While the question is outside the scope of this work, we point out, however, that the integer sequence 12, 32, 42, 72, 92, 122, 132, 162, 192, 212, 252, 272,282, 312, 362, 372, 392, 432, 482, 492, 522, 572, 612, 632, 642, 672, 732, 752, 762, 792, 812, \(\ldots\) corresponds to the number of vertices of Goldberg-Casper-Klug pseudo-icosahedra in the curated Online Encyclopedia of Integer Sequences (OEIS) A071336. We underline those values of n, which were discussed before by Glasser and Every19. We also note that the numbers we write in boldface belong to another sequence curated at the OEIS (A005901), and it is one corresponding to the “Number of points on surface of cuboctahedron (or icosahedron): \(a(0) = 1;\) for \(n > 0,\, a(n) = 10 \, n^2 + 2\). Also coordination sequence for f.c.c. or \(A_3\) or \(D_3\) lattice.” Since the sequence A071336 contains the one defined by their recurrence relation of A005901, it may then be an interesting open problem to determine if other icosahedral configurations with “avoided” low energy values are exactly those defined by that specific subsequence of the number of vertices of Goldberg-Casper-Klug pseudo-icosahedra or if others exist. Very recently, Timothy Michaels used equidistributed icosahedral configurations based on combining the (mn) icosahedral nodes of Casper and Klug and an azimuthal projection method to define a low deformation equal area mapping22. This allowed him to analyze the Riesz potential energies numerically up to \(n < 50000\). The OEIS seems to be an interesting tool to analyze sequences of values of n on which we observed some property, and we introduced it here since it will be again used later in the manuscript as an exploratory tool.

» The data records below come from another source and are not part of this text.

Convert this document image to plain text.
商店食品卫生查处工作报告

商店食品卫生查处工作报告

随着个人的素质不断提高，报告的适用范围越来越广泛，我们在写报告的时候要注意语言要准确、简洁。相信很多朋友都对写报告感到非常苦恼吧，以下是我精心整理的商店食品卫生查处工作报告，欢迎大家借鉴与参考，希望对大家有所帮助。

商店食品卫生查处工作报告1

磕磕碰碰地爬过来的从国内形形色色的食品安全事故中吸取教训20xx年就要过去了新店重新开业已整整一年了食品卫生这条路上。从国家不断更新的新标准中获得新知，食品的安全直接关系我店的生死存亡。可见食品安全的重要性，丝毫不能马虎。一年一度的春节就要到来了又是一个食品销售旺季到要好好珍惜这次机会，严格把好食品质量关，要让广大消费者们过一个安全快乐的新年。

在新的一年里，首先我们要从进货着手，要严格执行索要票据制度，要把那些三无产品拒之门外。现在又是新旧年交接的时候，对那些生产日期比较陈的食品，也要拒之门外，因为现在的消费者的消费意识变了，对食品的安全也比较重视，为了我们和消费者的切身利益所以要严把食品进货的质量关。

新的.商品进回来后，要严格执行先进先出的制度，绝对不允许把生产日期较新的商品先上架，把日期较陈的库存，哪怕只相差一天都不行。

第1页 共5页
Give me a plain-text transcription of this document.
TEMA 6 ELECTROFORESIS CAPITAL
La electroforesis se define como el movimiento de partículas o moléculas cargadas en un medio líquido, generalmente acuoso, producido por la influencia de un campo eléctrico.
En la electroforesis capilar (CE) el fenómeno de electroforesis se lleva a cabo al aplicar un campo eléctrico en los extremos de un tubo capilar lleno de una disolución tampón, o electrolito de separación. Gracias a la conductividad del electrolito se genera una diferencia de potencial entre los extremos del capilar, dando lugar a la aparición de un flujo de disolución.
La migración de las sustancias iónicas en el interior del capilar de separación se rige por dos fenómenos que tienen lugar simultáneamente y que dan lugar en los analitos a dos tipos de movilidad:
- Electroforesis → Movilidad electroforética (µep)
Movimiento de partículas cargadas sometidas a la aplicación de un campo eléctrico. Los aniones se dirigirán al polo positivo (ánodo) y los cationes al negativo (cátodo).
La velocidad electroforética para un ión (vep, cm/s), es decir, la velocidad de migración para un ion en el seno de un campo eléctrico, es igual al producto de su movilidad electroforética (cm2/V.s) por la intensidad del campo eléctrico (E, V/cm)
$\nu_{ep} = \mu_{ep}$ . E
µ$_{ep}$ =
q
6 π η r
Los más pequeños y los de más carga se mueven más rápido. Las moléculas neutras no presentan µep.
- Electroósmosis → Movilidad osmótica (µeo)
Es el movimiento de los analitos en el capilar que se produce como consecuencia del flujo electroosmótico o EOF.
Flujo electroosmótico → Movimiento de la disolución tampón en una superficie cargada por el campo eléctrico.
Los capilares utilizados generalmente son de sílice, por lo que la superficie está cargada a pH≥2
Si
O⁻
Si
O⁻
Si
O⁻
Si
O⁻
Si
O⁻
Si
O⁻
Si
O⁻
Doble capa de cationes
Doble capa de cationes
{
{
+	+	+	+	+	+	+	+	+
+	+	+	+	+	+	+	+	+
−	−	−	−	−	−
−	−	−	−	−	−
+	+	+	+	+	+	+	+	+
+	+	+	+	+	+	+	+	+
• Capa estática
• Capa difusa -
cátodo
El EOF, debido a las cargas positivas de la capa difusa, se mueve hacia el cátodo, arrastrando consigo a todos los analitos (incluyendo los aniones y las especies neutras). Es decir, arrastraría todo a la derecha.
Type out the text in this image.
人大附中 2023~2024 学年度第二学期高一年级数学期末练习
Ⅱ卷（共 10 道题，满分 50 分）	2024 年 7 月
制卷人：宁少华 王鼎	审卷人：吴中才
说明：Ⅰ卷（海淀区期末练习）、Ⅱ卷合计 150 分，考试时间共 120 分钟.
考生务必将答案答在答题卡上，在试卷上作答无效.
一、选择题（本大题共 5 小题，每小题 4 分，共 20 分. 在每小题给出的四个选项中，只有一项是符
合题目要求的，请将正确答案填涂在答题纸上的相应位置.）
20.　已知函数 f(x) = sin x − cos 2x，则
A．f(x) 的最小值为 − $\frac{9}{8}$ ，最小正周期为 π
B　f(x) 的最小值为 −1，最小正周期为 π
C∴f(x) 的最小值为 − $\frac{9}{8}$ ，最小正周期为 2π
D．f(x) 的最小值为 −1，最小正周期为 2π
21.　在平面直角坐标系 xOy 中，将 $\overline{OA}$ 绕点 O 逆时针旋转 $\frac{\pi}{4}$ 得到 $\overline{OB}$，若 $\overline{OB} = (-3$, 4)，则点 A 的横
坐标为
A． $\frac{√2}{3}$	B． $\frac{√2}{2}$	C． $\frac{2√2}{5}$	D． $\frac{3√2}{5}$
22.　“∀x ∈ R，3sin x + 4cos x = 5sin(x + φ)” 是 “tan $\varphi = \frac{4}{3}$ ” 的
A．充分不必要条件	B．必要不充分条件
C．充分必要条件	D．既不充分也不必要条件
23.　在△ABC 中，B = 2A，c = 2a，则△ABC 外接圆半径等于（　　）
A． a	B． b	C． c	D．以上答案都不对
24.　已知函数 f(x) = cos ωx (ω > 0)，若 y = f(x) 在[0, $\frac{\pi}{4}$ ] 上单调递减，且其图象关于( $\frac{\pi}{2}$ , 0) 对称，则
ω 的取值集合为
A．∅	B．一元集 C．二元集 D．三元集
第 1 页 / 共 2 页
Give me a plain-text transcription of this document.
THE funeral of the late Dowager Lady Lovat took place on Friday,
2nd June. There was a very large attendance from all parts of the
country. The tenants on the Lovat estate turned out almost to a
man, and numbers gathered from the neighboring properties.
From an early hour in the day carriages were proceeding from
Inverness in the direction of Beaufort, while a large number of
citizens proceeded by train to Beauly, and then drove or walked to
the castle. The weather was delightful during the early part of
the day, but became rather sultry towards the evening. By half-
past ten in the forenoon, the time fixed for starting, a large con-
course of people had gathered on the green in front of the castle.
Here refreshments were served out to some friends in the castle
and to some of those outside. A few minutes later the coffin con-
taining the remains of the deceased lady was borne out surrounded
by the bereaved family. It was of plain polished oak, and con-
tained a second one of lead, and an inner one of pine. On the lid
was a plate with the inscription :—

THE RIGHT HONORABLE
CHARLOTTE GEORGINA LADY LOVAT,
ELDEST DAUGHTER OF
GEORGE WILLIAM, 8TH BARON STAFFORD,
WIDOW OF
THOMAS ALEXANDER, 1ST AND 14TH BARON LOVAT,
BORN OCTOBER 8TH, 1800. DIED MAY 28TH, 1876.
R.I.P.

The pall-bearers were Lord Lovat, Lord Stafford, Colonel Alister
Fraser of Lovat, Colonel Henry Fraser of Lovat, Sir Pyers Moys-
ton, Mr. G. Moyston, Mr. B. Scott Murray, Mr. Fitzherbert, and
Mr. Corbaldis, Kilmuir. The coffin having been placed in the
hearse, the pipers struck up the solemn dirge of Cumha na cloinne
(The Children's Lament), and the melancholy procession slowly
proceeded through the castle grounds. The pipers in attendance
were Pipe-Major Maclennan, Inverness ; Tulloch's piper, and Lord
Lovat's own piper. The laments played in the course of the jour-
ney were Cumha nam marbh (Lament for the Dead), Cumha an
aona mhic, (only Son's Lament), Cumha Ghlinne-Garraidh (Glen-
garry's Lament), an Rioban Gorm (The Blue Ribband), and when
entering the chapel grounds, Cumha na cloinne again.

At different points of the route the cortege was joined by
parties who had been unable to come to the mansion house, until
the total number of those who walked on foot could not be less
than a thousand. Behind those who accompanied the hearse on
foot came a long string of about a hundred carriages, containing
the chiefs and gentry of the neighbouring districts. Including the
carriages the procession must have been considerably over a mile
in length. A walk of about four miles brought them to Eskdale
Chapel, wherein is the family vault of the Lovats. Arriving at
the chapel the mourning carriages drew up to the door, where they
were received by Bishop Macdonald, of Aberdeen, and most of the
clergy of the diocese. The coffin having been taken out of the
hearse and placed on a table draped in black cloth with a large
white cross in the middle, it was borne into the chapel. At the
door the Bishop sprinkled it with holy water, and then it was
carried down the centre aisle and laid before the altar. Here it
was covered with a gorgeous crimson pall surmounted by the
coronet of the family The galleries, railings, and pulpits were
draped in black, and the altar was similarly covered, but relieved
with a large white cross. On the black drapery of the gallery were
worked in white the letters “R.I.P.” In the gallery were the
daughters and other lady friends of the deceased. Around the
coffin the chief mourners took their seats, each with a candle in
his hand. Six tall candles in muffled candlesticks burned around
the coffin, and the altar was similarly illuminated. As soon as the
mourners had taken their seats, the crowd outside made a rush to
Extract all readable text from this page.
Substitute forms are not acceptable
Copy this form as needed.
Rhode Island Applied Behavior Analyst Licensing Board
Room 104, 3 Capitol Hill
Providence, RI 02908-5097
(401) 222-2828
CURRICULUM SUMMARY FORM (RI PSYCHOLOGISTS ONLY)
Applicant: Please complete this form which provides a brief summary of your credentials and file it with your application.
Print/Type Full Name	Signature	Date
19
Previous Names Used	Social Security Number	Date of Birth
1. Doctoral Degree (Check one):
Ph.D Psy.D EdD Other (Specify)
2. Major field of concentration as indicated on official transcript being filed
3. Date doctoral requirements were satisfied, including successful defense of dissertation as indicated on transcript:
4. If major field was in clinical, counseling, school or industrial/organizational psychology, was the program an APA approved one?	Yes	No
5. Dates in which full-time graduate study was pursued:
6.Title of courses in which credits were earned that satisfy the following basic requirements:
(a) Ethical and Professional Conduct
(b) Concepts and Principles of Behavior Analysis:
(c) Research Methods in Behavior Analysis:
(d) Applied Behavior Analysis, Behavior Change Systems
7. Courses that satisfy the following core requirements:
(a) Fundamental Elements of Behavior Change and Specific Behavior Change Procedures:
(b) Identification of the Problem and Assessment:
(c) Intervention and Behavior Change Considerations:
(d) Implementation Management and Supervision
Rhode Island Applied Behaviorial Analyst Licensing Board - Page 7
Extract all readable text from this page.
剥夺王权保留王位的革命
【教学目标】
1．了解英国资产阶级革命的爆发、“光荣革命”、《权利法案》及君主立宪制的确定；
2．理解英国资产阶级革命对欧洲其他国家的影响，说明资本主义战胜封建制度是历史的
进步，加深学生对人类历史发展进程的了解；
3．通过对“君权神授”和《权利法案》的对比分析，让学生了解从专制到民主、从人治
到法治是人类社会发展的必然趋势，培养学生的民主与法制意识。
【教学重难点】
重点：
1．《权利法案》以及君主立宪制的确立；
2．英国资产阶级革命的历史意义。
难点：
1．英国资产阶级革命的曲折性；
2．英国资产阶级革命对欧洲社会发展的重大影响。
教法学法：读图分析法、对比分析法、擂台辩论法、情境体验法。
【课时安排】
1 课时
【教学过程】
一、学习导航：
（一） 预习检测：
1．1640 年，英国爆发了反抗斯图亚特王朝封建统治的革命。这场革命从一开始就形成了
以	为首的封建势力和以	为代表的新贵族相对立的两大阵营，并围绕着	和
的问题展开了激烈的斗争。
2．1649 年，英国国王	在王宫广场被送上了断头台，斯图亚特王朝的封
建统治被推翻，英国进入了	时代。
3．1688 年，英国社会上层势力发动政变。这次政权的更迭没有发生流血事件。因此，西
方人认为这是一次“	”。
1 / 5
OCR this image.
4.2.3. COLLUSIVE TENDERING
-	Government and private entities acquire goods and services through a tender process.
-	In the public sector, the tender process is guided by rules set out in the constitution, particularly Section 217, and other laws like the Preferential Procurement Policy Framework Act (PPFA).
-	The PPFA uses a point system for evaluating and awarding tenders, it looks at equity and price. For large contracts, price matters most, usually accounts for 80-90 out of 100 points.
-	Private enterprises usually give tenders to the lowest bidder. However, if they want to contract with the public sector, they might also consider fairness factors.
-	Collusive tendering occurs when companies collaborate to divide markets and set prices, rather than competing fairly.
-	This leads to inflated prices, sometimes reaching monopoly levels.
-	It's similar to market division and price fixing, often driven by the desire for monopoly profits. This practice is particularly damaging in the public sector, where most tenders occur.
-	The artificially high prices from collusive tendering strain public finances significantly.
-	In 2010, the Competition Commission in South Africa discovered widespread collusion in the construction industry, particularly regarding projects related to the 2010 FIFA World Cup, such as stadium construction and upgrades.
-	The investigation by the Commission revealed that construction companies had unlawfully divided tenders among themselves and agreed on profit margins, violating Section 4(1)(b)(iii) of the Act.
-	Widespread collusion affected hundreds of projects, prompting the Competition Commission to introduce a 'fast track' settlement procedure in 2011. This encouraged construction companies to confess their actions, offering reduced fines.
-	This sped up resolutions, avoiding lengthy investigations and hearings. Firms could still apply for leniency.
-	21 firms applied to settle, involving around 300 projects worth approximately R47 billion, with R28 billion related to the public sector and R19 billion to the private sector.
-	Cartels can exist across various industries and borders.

Approximations to the energy in Thomson problem as a function of the number of electrons

We briefly review here how several approximations have been given; generally, all of them are linked to an extension on the availability of conjectured or proved exact solutions for increasingly larger values of n. We will start with the already cited work of Glasser and Every and their derivation of a functional form.

Glasser and Every18

There has been huge progress in this problem in the last thirty years. Before 1992, optimal configurations for the problem were known only for \(n\le 50\). In18, Glasser and Every finally extended the number of problems solved for up to 101 electrons. They observe that the values of the “minimum energy accurately follows a simple half-integral power law in 1/n. They fit a function to the data by using the known minimum energies for all cases with \(n\le 50\) and another 20 optimal configurations with \(51 \le n \le 101\).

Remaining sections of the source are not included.